The tip pool could not be made as a reason to decrease the direct wage of the tipped employee.  The direct wage is the amount which comes from the employer to meet the minimum wage.  Stipulations of the DOL Wage and Hour Division rule says that employers can only obligate employees to contribute a maximum of 15% of their individual tips to the tip pool.  When the employers choose to use percentages of total sales as the benchmark for tip pool sharing, the important thing to remember is to make sure that the maximum 15% rule is applied.

D)  Employers Do Not Follow Important Notification Requirements about Tip Credits

Many workers sue their employers claiming that they were not informed about the tip credit arrangements.
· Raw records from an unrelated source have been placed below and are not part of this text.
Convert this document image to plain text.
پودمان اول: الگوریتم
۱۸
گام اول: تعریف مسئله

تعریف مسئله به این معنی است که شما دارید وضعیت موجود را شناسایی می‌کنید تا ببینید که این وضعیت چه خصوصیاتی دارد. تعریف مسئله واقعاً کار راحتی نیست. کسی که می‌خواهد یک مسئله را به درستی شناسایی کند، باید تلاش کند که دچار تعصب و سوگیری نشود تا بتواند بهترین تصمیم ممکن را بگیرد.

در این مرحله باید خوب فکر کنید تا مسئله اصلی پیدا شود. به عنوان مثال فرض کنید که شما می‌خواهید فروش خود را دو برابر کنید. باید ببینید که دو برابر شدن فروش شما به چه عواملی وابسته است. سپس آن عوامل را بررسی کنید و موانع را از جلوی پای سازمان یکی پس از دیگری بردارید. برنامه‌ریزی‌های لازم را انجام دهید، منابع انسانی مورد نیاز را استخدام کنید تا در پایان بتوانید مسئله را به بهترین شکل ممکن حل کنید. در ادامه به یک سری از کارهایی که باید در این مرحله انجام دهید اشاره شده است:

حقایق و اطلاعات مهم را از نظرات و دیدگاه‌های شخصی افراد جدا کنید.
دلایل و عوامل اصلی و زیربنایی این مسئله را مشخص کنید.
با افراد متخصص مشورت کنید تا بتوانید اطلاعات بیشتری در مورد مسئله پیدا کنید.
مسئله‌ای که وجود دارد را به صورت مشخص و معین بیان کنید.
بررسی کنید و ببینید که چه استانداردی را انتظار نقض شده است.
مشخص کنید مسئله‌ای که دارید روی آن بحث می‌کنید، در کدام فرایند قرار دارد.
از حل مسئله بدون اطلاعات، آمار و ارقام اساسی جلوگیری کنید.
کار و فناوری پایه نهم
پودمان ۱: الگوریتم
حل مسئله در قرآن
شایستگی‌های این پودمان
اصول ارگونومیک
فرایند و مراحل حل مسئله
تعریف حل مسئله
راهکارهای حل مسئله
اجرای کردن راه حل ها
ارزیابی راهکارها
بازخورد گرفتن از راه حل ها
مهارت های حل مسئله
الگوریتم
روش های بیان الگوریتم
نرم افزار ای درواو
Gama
This happens because several employers who apply the tip credit arrangement fail to comply with the notice requirements, or have attempted to, but were not able to explicitly make their workers understand.  To fix these misunderstandings and to limit future confusions and misinterpretation, the FLSA have come up with a revised rule requiring employers to explain the details to their employees, preferably by putting everything in writing, where they need to appropriately inform their workers about the tip credit provisions.  When an employer decides to apply the tip credit, he must be able to present a written proof that he was able to explain to his tipped employee the following:

  • the actual cash wage amount that is coming from the employer to the tipped employee; the amount of tips that would be credited as wages to meet the minimum wage requirement  (which is held at a maximum of $5.12 per hour);
  • that all tips due to the employee should be kept by the employee except for those  that are added to a legitimate tip pool and that valid tip pools are limited to workers who regularly and routinely  receive tips from customers;
  • for employers who require tip pools, the employee should be notified of the required tip pool contribution prior to implementation; that the tip credit that can be used should be based on the amount that the employee actually receives; and the employer cannot, in any way, keep any of the tips for other purposes than tip credit.

The employer must also be able to prove that the employee is being given at least the minimum wage when the direct pay and the tip credit are combined.

E)  Employers Allow Improper Deductions from Minimum Wages

Employers cannot subtract the cost of breakages of equipment, uniforms, cash register shortages or walk-outs from the minimum wages of tipped employees.

F)  Employers Fail to have An Accurate Calculation of Tipped Employees’ Overtime Pay

Overtime work hours of tipped employees must be carefully calculated and paid based on the worker’s appropriate hourly rate.   To be clearer, the overtime calculations must be built according to the worker’s full minimum wage (presently at $7.25 according to the FLSA) and not based on the direct pay ($5.12 if the minimum wage is $7.25).  Only when such overtime hourly rate are calculated and added to the employees’ receivable pay can the employers begin to deduct the total tip credit from the wages due.

G)  Employers Focus on Federal Laws and Fail to Abide By their own State Laws

So as not to directly violate state regulations, employers should be familiar with the rules enforced in their state.  A number of states prohibit or keep a tight rein on the amount of tip credit an employer can apply to his employees’ wages.  For example, restaurant and hospitality employers in Alaska, Washington, California and Oregon cannot use tip credits.  Florida limits the tip credit claim to $3.02.  It is important to be informed and updated with local labor laws.

To avoid these pitfalls, it is strongly advised that restaurant operators start discussing with their legal counsels the correct implementation of tip credits and tip pools, taking due importance to the DOL’s Final Rule announcing the revised regulations .  Samples of the written notifications to their tipped employees could also be found in the National Restaurant Association’s Update on the New Federal Regulations for Employers with Tipped Employees.   For specific state laws on tip credit limitations, DOL’s Wage Hour Division Minimum Wages for Tipped Employees prove to be especially useful.